“All my soul follows you, love encircles you and I live in being yours.” -Robert Browning
My Husband and I don’t have what you would call a typical love story romance. I was 19 and He was a few years older. I was currently in a
non-relationship with His roommate’s friend. We stayed at their place occasionally over weekends. I actually vividly remember the very first time that I met Him. He was playing Guitar Hero and totally rocking the “expert” setting. Silly as it is, I loved watching Him play that game. Even after the game was done, there was something about Him that caused an intense attraction deep inside my heart. He was mild mannered and quiet. He was usually the reserved one that most people would forget was even in the room. I was never one of those people. Something about Him just drew me in, I think that’s when I truly knew that we were soul mates. Obviously, I was in a sort of relationship so acting upon my reaction at the time was out of the question. So I still admired Him, just from a distance. Even after I broke off the other relationship, I tried to keep contact. I found myself caught up in another relationship from hell and was forced to drop all contact. He never really left my mind.
Fast forward a few years. I had finally been able to break free of the abusive relationship I was in and was on my own with A. That first night after she went to bed I was sitting in my tiny apartment looking at all the boxes to be unpacked yet. It was then that I thought of Him. I found myself wondering what He might be doing, if He had a girlfriend, or maybe get married? Over the next few days I found myself constantly thinking. I began to wonder if there was a way that I could get back into contact with Him. All those feelings that I felt years prior when we first met came flooding back. Despite having just gotten out of the bad relationship I knew that this was the chance I thought I would never get. I started to contemplate how I would be able to get a hold of Him. Some way, some how I was determined. Sometimes it works out that where there’s a will there’s a way. I was able to get His cell phone number. Nervous as all heck I began to text Him. He was unaware of who I was at first, but I got a picture to Him and He remembered. I won’t get into details about that exchange, but I was very forward and very…. naughty with my virtual advances. I couldn’t deny it…. I wanted Him.
We talked more and worked out that He would come to visit me at my apartment. I lived almost 2 hours away from where He did and it was more difficult for me to pack up because I had A, who was less than a year old at the time. The fact that He was willing to make that trip for me really touched me. That first night that He came down was incredible. I could feel a connection that I knew in my heart was right and was going to last. I felt as though we were made for each other.
For 3 years, we had a distance relationship. I had moved, but only about 30 miles closer to Him. We were still 90 miles apart.

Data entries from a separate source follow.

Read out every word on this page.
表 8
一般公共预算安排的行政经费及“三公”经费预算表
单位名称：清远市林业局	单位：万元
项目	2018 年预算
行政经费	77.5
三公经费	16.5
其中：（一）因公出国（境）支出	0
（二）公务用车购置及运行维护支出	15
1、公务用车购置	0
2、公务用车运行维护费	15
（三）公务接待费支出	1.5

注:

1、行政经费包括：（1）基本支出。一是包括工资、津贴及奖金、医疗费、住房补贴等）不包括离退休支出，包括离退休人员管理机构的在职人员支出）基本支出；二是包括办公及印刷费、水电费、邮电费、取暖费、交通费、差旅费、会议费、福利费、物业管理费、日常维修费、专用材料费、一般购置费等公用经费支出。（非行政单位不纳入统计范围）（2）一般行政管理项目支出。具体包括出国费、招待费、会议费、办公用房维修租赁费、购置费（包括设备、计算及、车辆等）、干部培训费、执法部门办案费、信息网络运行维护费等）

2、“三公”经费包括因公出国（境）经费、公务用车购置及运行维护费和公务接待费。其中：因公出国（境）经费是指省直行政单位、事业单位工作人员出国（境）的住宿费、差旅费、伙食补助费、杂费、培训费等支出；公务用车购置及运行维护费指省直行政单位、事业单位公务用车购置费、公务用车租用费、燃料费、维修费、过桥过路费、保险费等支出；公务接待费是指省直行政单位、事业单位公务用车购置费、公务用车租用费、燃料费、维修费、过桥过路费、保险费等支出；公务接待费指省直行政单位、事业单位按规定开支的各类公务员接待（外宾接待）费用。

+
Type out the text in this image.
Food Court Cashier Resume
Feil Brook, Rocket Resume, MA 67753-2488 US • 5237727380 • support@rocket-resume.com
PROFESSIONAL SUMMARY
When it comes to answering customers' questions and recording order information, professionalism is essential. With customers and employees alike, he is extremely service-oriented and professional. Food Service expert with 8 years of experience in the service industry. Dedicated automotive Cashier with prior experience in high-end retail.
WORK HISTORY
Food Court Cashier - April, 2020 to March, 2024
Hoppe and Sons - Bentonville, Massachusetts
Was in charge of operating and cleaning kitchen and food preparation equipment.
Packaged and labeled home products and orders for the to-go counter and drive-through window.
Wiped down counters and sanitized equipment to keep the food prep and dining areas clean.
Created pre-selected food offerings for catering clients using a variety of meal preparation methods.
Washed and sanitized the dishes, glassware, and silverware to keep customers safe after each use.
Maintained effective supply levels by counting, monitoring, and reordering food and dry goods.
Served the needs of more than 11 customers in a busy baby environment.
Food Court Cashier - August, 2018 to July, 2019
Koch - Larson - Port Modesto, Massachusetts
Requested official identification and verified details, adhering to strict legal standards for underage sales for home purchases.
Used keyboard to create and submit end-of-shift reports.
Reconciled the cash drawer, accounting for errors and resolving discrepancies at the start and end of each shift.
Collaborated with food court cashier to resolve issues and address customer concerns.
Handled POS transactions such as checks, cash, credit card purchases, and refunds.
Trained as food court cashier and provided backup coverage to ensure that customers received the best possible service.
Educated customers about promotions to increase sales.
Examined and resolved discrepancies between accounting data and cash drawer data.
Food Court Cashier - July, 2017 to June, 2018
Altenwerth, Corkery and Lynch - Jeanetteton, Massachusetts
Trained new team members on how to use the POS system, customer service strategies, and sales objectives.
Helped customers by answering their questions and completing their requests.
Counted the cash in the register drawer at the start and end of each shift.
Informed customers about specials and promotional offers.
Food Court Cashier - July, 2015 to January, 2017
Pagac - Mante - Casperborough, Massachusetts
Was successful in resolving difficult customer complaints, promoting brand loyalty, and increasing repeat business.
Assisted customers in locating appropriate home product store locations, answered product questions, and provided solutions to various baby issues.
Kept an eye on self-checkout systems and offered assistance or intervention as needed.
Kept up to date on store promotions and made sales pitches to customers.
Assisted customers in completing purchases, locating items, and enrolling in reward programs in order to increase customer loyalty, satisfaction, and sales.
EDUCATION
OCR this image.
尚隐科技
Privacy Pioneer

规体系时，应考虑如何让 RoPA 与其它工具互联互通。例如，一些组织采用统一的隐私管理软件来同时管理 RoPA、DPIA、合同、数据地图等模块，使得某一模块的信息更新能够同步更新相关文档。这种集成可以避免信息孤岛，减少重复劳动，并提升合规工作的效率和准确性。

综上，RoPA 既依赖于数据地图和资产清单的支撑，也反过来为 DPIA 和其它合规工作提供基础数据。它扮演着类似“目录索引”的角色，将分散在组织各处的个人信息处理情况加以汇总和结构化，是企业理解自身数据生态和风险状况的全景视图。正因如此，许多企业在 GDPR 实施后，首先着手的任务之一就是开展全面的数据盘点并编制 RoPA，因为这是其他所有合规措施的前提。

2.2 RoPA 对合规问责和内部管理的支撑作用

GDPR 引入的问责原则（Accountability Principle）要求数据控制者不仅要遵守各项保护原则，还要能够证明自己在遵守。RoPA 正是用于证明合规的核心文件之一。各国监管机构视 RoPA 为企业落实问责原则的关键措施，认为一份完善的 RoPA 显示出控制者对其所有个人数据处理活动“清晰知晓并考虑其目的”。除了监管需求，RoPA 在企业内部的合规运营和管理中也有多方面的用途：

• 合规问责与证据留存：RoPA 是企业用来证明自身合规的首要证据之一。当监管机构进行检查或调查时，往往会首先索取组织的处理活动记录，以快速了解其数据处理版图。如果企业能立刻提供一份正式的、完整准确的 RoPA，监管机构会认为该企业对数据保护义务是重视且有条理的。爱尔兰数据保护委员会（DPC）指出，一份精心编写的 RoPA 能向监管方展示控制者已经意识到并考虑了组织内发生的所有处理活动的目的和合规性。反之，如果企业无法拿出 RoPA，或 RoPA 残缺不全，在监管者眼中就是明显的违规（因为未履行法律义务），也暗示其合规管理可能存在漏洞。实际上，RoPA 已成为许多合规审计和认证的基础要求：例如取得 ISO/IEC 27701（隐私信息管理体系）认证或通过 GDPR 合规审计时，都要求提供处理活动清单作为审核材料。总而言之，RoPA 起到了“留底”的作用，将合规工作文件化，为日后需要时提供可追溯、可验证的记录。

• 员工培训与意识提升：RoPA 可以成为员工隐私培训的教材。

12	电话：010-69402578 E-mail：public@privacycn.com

Sometimes, that distance felt like we were in separate universes. It was not easy to deal with at times, but I fought hard for it. We waited until after we got married to live together, so our dating relationship was always faced with distance.
So getting to the quote at the head of my post, “All my soul follows you, love encircles you…” Every time He left or I had to leave His place I felt as though my soul followed Him, my love constantly with Him. Home was not the physical place I stayed, home was truly with Him. Even now that we are married and live in the same house, this still rings true even though more often than not He is only leaving for the day. I have been His for a long time now, but embarking on this journey into D/s has made me more His than ever before, “…and I live in being yours.”